< 2 Rois 5 >
1 Or Naaman, chef de l’armée du roi de Syrie, était un grand homme devant son seigneur, et considéré, car par lui l’Éternel avait délivré les Syriens; et cet homme était fort et vaillant, [mais] lépreux.
Naaman, dowódca króla Syrii, był człowiekiem bardzo poważanym u swego pana i osobą czcigodną. Przez niego bowiem PAN dał wybawienie Syryjczykom. Był on także dzielnym wojownikiem, [ale] trędowatym.
2 Et les Syriens étaient sortis par bandes, et avaient amené captive du pays d’Israël une petite fille, et elle servait la femme de Naaman.
Gdy pewnego razu Syryjczycy wyszli w gromadach, uprowadzili z ziemi Izraela małą dziewczynkę, a ona służyła żonie Naamana.
3 Et elle dit à sa maîtresse: Oh, si mon seigneur était devant le prophète qui est à Samarie! alors il le délivrerait de sa lèpre.
Powiedziała do swojej pani: O gdyby mój pan udał się do proroka, który jest w Samarii! Ten na pewno uzdrowiłby go z trądu.
4 Et [Naaman] vint et [le] rapporta à son seigneur, disant: La jeune fille qui est du pays d’Israël a dit ainsi et ainsi.

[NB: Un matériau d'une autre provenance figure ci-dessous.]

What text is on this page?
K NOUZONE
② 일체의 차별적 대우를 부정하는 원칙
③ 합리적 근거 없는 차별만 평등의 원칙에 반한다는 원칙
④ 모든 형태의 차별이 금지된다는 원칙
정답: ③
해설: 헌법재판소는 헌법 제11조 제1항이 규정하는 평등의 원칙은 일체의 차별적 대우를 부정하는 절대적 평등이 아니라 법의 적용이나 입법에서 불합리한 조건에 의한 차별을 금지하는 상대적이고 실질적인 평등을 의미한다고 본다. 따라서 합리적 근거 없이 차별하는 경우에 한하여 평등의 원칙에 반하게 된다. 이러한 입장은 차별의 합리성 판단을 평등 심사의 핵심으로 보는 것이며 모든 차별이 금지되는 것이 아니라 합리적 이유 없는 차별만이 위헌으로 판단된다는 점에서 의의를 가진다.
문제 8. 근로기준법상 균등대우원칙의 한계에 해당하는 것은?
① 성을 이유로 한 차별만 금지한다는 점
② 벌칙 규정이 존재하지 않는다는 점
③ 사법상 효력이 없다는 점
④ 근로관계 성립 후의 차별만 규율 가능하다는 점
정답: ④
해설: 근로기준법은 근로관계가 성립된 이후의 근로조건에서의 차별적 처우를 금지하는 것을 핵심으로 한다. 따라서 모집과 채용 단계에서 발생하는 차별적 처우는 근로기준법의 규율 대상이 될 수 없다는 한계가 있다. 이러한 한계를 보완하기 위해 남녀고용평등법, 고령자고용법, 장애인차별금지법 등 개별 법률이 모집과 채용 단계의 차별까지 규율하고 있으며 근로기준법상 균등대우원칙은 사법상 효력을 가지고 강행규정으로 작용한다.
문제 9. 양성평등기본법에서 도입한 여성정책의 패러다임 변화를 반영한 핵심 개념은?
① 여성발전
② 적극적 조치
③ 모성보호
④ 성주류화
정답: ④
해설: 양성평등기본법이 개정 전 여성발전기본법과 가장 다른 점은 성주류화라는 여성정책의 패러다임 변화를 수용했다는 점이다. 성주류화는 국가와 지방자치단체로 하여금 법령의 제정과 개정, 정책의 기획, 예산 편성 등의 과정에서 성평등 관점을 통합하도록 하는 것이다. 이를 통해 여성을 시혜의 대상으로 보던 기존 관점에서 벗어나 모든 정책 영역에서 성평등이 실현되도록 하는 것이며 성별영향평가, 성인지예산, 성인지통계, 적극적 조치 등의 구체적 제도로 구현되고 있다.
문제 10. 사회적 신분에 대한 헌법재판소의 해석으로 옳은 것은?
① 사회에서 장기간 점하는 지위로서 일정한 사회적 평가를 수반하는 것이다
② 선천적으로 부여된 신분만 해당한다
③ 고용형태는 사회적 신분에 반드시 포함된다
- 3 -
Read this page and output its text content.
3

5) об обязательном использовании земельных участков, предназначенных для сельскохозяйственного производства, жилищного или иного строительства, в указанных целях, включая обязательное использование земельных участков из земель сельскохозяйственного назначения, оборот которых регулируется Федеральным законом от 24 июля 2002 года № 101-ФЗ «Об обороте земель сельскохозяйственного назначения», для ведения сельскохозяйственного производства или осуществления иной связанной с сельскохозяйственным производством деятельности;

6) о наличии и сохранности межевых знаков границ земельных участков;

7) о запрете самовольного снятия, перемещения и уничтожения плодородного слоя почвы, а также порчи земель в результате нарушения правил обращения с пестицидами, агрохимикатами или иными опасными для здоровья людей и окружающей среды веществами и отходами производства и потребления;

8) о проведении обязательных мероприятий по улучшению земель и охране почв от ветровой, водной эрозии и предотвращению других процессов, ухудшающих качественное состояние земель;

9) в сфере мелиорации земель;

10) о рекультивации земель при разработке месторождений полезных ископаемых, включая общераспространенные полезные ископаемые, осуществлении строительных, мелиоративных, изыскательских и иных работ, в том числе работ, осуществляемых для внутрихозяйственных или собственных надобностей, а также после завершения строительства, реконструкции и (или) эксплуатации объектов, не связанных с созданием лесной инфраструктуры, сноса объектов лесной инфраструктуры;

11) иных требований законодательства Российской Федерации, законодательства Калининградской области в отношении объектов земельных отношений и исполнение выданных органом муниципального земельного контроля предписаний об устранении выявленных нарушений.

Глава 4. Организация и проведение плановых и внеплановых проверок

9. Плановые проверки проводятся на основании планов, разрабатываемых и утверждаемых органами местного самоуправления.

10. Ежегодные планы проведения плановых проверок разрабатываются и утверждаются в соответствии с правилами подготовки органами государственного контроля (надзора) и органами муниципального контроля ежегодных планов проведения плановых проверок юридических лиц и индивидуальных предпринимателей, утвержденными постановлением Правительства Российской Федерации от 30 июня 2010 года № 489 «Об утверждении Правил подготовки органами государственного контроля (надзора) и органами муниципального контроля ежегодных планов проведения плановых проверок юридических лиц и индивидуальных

[Naaman] poszedł więc i oznajmił to swemu panu: Tak a tak powiedziała dziewczynka, która jest z ziemi Izraela.
5 Et le roi de Syrie dit: Soit! va, et j’enverrai une lettre au roi d’Israël. Et il alla, et prit en sa main dix talents d’argent, et 6 000 [pièces] d’or, et dix vêtements de rechange.
Na to król Syrii odpowiedział: Idź, jedź tam, a poślę list do króla Izraela. Wyruszył więc i wziął ze sobą dziesięć talentów srebra, sześć tysięcy [syklów] złota i dziesięć szat na zmianę.
6 Et il apporta au roi d’Israël la lettre, qui disait: Maintenant, quand cette lettre te parviendra, voici, je t’ai envoyé Naaman, mon serviteur, afin que tu le délivres de sa lèpre.
I przyniósł list do króla Izraela o następującej treści: Kiedy ten list do ciebie dojdzie, wiedz, że posyłam do ciebie Naamana, swego sługę, abyś go uzdrowił z trądu.
7 Et il arriva que, lorsque le roi d’Israël eut lu la lettre, il déchira ses vêtements, et dit: Suis-je Dieu, pour faire mourir et pour faire vivre, que celui-ci envoie vers moi pour délivrer un homme de sa lèpre? Sachez donc, et voyez qu’il cherche une occasion contre moi.
A gdy król Izraela przeczytał list, rozdarł swoje szaty i powiedział: Czy ja jestem Bogiem, abym mógł uśmiercać i ożywiać, że ten posyła do mnie, abym uzdrowił człowieka z trądu? Zauważcie, proszę, i zobaczcie, że szuka on zaczepki ze mną.
8 Et il arriva que, lorsque Élisée, homme de Dieu, eut entendu que le roi d’Israël avait déchiré ses vêtements, il envoya dire au roi: Pourquoi as-tu déchiré tes vêtements? Qu’il vienne, je te prie, vers moi, et il saura qu’il y a un prophète en Israël.
Kiedy Elizeusz, mąż Boży, usłyszał, że król Izraela rozdarł swoje szaty, posłał do króla wiadomość: Czemu rozdarłeś swoje szaty? Niech on przyjdzie do mnie, a dowie się, że jest prorok w Izraelu.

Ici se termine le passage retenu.